Everyday, another one comes. We will not list here  — we refuse to list here  —  the continued atrocities, attacks, threats, and distractions offered up daily, hourly by despotic leaders in the U.S. and around the world.

Media bombardment makes us feel like the eruptions are constant. That they are, if we are paying attention.

The eruptions are also connected.

On May 9, Luis Arturo Marroquín was murdered by unidentified assailants in San Luis Jilotepeque, Guatemala. Over the next month, six more community leaders were murdered, all members of Comité de Desarrollo Campesino (CODECA) or Comité Campesino del Altiplano / Peasant Farmers Committee of the Highlands (CCDA).

In this area, forced displacement has been occurring frequently over the past three years, even though many community members have legit land titles ...

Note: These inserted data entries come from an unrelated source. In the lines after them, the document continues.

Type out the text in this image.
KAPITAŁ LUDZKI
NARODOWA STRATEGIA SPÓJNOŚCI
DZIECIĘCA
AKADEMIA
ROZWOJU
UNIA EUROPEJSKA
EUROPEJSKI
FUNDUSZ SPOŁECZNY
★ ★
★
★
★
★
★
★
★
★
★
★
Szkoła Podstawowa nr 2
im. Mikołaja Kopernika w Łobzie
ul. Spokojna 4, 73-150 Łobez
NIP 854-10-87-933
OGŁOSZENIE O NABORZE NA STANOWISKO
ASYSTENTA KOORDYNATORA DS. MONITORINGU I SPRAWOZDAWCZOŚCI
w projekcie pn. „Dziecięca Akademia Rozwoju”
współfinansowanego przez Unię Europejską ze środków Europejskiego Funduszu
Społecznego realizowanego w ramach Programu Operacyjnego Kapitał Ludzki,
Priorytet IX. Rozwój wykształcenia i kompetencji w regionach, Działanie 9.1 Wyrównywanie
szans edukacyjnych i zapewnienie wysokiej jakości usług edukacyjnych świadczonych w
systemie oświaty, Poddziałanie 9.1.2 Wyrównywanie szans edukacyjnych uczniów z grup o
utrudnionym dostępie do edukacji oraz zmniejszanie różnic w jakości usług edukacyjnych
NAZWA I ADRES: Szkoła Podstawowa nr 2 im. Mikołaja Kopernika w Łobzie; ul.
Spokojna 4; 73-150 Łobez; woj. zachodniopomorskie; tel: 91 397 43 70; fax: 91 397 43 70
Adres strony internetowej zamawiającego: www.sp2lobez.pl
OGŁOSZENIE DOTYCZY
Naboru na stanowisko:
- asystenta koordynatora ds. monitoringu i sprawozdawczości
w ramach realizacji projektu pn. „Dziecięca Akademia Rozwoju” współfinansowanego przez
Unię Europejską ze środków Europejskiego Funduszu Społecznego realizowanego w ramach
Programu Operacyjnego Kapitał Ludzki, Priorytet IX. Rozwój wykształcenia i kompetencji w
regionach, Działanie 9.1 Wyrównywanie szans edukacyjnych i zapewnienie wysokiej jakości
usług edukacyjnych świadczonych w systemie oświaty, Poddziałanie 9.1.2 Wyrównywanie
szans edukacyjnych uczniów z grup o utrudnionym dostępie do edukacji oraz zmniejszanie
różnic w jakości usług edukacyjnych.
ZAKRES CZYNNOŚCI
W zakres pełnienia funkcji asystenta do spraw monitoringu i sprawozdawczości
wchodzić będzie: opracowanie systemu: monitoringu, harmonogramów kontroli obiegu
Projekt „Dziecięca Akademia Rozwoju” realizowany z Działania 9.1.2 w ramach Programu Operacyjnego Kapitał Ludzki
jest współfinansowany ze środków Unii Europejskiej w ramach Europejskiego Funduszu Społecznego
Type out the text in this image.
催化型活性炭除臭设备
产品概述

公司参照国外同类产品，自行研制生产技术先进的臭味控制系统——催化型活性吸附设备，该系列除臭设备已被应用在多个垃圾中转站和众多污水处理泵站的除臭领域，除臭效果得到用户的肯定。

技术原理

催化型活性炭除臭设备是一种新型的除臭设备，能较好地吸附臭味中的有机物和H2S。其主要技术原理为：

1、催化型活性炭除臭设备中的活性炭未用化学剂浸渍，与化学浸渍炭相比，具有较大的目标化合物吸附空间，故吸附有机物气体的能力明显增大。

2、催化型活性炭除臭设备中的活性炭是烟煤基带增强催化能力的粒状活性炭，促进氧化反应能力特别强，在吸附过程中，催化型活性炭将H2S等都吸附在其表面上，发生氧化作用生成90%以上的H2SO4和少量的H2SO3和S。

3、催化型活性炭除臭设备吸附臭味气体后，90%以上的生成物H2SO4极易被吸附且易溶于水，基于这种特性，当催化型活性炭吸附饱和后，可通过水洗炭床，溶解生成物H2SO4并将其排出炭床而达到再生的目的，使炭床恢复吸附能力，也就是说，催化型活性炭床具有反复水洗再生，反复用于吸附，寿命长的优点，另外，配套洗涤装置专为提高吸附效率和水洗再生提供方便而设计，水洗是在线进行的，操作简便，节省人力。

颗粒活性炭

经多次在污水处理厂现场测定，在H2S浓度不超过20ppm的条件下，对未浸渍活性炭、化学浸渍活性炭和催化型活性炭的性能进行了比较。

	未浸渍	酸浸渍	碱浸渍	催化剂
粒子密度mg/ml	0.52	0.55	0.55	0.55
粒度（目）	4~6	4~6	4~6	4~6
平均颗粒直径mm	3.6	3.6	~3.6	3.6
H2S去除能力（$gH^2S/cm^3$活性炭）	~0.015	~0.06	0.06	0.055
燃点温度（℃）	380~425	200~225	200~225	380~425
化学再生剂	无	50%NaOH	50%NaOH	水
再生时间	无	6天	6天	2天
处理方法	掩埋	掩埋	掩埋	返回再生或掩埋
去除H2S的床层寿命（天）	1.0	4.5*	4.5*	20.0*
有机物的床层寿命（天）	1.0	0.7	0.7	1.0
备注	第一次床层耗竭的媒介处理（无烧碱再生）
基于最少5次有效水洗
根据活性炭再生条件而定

On June 3, Volcán de Fuego, Guatemala’s most active volcano, erupted — literally. Lava and ash spewed from the earth and continued its fast descent, with at least 110 lives lost, nearly 200 people missing (although those on the ground state that these numbers are far higher), and over 12,000 people forced to evacuate, over 1.7 million people affected. More than 4,000 people remain homeless with most survivors living in temporary shelters ...

On the border between Mexico and the U.S., 65 children a day are being separated from their parents as part of the administration’s “zero tolerance” deterrence policy for people fleeing to the United States. Most of the migrant families at the southern U.S. border come from El Salvador, Honduras, and Guatemala.